Alicia se llama aquella mujer de alas como el Baker. Densas y azules, de intenso brillo. Luminosidad de pueblo y esperanza, estrella que ahora acompaña desde lejos la lucha de tantos, de tan pocos.
Alicia solían decirle en aquel poblado celeste donde las nacientes del río milenario brotan ingenuas, como el silencio que amanece en las miradas de su gente.

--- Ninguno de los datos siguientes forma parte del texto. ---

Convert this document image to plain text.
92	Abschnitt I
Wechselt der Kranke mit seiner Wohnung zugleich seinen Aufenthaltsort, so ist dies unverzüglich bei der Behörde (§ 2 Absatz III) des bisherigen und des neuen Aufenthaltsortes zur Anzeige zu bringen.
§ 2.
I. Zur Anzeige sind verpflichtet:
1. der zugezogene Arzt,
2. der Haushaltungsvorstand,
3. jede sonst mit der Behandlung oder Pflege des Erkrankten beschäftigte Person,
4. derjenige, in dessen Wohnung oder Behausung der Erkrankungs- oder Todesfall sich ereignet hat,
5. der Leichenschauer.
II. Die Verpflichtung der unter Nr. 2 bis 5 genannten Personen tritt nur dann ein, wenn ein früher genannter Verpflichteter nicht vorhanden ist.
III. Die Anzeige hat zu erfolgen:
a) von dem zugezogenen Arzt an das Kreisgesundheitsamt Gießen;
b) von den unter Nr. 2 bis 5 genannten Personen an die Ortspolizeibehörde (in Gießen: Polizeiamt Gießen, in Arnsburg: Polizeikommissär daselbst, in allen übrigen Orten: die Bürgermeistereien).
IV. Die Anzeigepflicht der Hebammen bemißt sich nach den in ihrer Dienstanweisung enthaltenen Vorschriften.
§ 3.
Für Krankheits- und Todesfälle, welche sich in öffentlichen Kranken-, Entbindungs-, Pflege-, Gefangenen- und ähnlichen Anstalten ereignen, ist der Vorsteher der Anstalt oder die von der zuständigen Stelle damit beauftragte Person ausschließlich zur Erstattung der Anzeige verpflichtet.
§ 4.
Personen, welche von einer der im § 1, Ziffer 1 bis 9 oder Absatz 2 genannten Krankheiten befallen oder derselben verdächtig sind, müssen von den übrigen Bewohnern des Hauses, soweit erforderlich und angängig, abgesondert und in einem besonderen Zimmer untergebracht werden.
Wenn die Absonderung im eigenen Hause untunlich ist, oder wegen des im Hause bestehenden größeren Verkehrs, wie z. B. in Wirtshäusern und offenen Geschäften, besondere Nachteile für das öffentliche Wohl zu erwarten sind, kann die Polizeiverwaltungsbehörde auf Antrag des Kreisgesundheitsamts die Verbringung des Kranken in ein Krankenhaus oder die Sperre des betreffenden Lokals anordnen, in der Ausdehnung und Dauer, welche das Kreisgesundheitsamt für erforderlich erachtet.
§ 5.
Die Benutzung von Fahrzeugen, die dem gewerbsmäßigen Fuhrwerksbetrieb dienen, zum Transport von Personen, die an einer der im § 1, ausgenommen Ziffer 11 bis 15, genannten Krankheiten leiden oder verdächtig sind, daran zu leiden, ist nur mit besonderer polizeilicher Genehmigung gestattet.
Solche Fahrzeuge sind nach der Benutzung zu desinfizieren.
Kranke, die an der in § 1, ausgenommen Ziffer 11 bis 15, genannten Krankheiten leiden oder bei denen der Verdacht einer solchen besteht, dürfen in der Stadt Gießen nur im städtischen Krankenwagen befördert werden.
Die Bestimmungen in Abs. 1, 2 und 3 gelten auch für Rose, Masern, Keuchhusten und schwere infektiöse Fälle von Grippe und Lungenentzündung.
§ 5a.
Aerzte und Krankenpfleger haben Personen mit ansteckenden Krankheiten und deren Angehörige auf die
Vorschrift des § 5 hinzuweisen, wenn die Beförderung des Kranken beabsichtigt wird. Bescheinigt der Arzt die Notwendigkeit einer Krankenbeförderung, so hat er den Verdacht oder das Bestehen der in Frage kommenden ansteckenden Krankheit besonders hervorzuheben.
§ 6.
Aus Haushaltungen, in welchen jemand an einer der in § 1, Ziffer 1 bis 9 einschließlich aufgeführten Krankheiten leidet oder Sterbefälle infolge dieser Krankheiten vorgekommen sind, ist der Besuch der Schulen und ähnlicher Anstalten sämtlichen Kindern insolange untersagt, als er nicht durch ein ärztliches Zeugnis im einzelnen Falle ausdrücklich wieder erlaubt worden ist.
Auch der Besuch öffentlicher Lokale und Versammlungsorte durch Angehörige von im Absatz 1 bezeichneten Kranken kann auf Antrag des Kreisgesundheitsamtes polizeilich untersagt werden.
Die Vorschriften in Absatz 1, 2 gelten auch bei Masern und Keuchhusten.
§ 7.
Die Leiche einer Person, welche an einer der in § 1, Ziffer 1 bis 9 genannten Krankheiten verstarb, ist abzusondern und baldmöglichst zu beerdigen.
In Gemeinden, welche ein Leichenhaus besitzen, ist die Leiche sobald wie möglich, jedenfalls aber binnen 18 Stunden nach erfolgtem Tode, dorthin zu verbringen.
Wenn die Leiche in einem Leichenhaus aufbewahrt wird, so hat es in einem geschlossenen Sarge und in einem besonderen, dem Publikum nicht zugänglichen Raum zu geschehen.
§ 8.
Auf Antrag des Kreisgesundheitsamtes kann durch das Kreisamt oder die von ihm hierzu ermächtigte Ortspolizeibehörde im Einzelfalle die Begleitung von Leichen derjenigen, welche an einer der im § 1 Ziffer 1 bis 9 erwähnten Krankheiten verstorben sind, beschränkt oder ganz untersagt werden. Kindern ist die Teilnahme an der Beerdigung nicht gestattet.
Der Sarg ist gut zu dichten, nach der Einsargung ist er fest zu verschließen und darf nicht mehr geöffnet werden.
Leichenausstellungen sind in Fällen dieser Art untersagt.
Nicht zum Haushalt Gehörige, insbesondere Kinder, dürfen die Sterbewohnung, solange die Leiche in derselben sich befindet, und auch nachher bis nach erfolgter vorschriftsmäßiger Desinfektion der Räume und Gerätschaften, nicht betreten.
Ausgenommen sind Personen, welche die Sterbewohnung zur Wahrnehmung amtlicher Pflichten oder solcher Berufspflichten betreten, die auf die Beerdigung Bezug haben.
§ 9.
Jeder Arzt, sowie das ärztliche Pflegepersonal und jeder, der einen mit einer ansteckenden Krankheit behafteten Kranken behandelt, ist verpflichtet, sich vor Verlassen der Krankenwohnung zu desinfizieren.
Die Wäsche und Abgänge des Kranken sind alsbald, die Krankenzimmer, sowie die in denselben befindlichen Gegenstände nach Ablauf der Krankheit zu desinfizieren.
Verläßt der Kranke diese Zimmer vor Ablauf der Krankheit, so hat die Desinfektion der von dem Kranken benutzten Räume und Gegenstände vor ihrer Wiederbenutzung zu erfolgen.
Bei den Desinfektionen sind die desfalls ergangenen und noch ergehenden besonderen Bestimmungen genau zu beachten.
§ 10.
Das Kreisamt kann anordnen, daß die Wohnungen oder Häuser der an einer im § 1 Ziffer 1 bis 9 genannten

La conocimos en toda su hermosa risa rural y su cabello oxidado de tanto viento y rocío. Nos sirvió mate y puchero aquella vez que andábamos tras los muertos ocultos en campos perdidos de soledad. Sorprendida de tan extraño entusiasmo por los idos. Y nos ayudó también a recoger memorias viejas, familias sepultadas cerca de la carretera.
Llegué a saludarla con un abrazo aquel día, porque me hacía falta contarle que las muchachas crecían, que todavía la lana, las animitas y las palabras; para preguntarle por los salmones, los turistas y la pelea diaria contra el olvido. Y divisé en los rostros esa escara ácida que dejan las paladas del cementerio. Era ella la que no volvía, la que se había ido derramada su conciencia en dos días. Era ella, Alicia, la que me saludaba desde una tumba repleta de flores bajo el improvisado invernadero que se suele colocar cuando quien parte es recuerdo fresco entre sus deudos.
Aquella mujer de alas como el Baker partió dejándonos el río que cuidaba, más indefenso sin su risa.